We live in an era of smart phones and stupid people.
There are no limits to what you can accomplish when you are suppose to be doing something else.
Scariest thing ever: when a kid sings a nursery rhyme really slow.
They say love is in every corner... my life must be a f*cking circle!
Times change When I was a kid, werewolves and vampires were very scary. Now everyone wants to have sex with them
If you see someone crying, ask if it`s because of their haircut.
If a man doesn`t drink when he`s living, how in the hell can he drink when he`s dead?
I`m glad the guy who came up with "No means no" didn`t do the whole dictionary
Manager: So, do you have any questions about the job? Me: Yeah, can I have it?
Please pray for the people still playing Farmville on Facebook.
Gift cards are still the best way to say "I`m too lazy to think of a good gift and I think you`ll buy drugs if I give you cash."

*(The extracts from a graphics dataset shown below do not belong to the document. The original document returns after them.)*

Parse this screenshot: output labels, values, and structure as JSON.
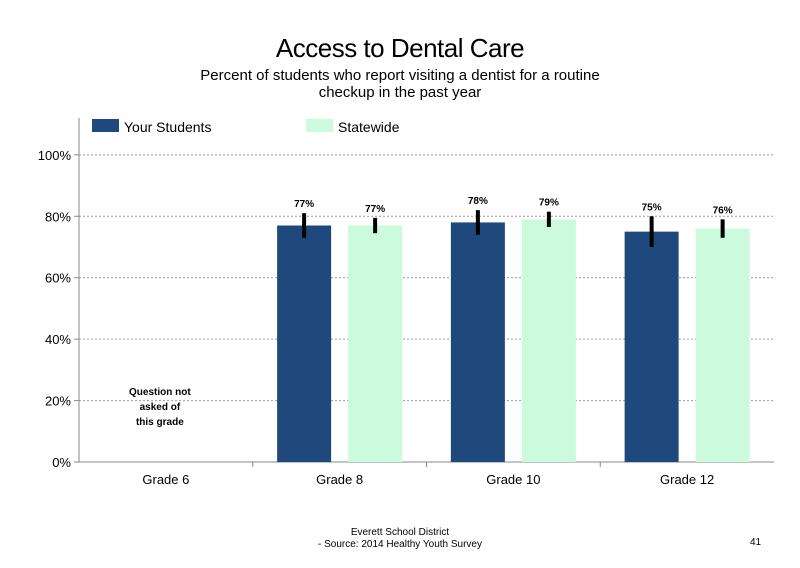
{
  "title": "Access to Dental Care",
  "subtitle": "Percent of students who report visiting a dentist for a routine checkup in the past year",
  "footer": {
    "line1": "Everett School District",
    "line2": "- Source: 2014 Healthy Youth Survey",
    "page": "41"
  },
  "colors": {
    "your_students": "#1f497d",
    "statewide": "#ccfadc"
  },
  "chart_data": {
    "type": "bar",
    "categories": [
      "Grade 6",
      "Grade 8",
      "Grade 10",
      "Grade 12"
    ],
    "series": [
      {
        "name": "Your Students",
        "values": [
          null,
          77,
          78,
          75
        ],
        "labels": [
          "",
          "77%",
          "78%",
          "75%"
        ],
        "error": [
          null,
          [
            73,
            81
          ],
          [
            74,
            82
          ],
          [
            70,
            80
          ]
        ]
      },
      {
        "name": "Statewide",
        "values": [
          null,
          77,
          79,
          76
        ],
        "labels": [
          "",
          "77%",
          "79%",
          "76%"
        ],
        "error": [
          null,
          [
            74.5,
            79.5
          ],
          [
            76.5,
            81.5
          ],
          [
            73,
            79
          ]
        ]
      }
    ],
    "note": "Question not asked of this grade",
    "yticks": [
      "0%",
      "20%",
      "40%",
      "60%",
      "80%",
      "100%"
    ],
    "ylim": [
      0,
      112
    ],
    "grid": "dotted horizontal",
    "legend": "top"
  }
}
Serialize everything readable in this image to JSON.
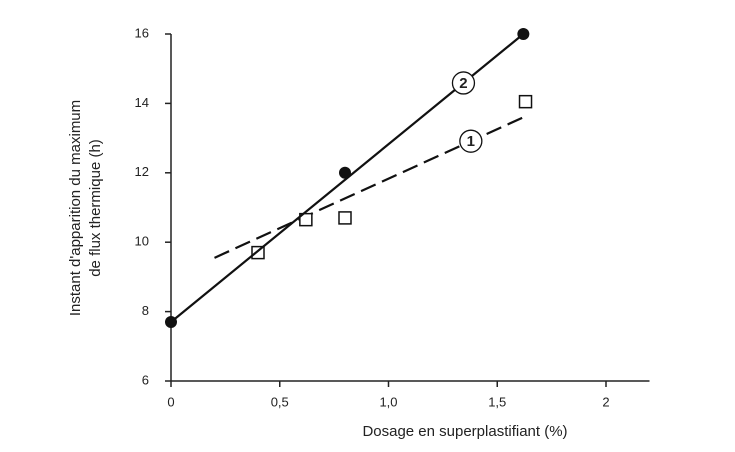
{
  "chart_data": {
    "type": "scatter",
    "x_label": "Dosage en superplastifiant  (%)",
    "y_label": [
      "Instant d'apparition du maximum",
      "de flux thermique  (h)"
    ],
    "xlim": [
      0,
      2.2
    ],
    "ylim": [
      6,
      16
    ],
    "xticks": [
      0,
      {
        "value": 0.5,
        "label": "0,5"
      },
      {
        "value": 1.0,
        "label": "1,0"
      },
      {
        "value": 1.5,
        "label": "1,5"
      },
      2
    ],
    "yticks": [
      6,
      8,
      10,
      12,
      14,
      16
    ],
    "series": [
      {
        "name": "1",
        "marker": "square",
        "color": "#111",
        "x": [
          0.4,
          0.62,
          0.8,
          1.63
        ],
        "values": [
          9.7,
          10.65,
          10.7,
          14.05
        ],
        "fit": {
          "x": [
            0.2,
            1.62
          ],
          "values": [
            9.55,
            13.6
          ],
          "dashed": true
        }
      },
      {
        "name": "2",
        "marker": "circle",
        "color": "#111",
        "x": [
          0,
          0.8,
          1.62
        ],
        "values": [
          7.7,
          12.0,
          16.0
        ],
        "fit": {
          "x": [
            0,
            1.62
          ],
          "values": [
            7.7,
            16.0
          ],
          "dashed": false
        }
      }
    ]
  }
}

PMS = Prepare to Meet Satan.
I like to track people down, knock on their front door and say "we have ten people in common on Facebook, can I come in ?"
I made the mistake of asking Siri what women want....she has been talking non-stop for the last 3 days.
I just bought some new deodorant yesterday. The instructions said to remove the top and push up bottom. My butt hurts now but every time I fart the room smells awesome.